Я покачнулся на ногах, и на мгновение мне показалось, что я грохнусь в обморок. Я шлёпнул себя по лицу, чтобы прийти в себя, и побежал к хижине. «Она, оно, что бы это ни было, умрёт, когда я вернусь», — подумал я (ничего из этого не стёрлось из моей памяти). — «И, наверное, это к лучшему».

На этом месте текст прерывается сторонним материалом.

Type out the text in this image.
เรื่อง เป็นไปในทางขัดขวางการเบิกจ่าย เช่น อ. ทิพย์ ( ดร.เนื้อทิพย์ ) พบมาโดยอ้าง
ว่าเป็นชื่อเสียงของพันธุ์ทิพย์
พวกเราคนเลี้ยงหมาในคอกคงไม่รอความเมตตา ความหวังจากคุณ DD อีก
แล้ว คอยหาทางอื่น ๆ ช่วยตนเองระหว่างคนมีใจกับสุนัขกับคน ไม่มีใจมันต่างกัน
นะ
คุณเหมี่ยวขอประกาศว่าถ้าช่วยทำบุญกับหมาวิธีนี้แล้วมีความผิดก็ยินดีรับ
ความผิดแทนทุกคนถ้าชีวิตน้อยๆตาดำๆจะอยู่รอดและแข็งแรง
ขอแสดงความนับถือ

Аптечка была прямо за дверью, на ней лежали наши рюкзаки. Я отшвырнул их в сторону и открыл её. Там было два выдвижных ящичка. В верхнем — три эпинефрина. Я взял два из них и с силой захлопнул ящик, прищемив указательный палец правой руки. Ноготь почернел и отвалился, но в тот момент я этого даже не почувствовал. Голова пульсировала. Мне казалось, что у меня жар.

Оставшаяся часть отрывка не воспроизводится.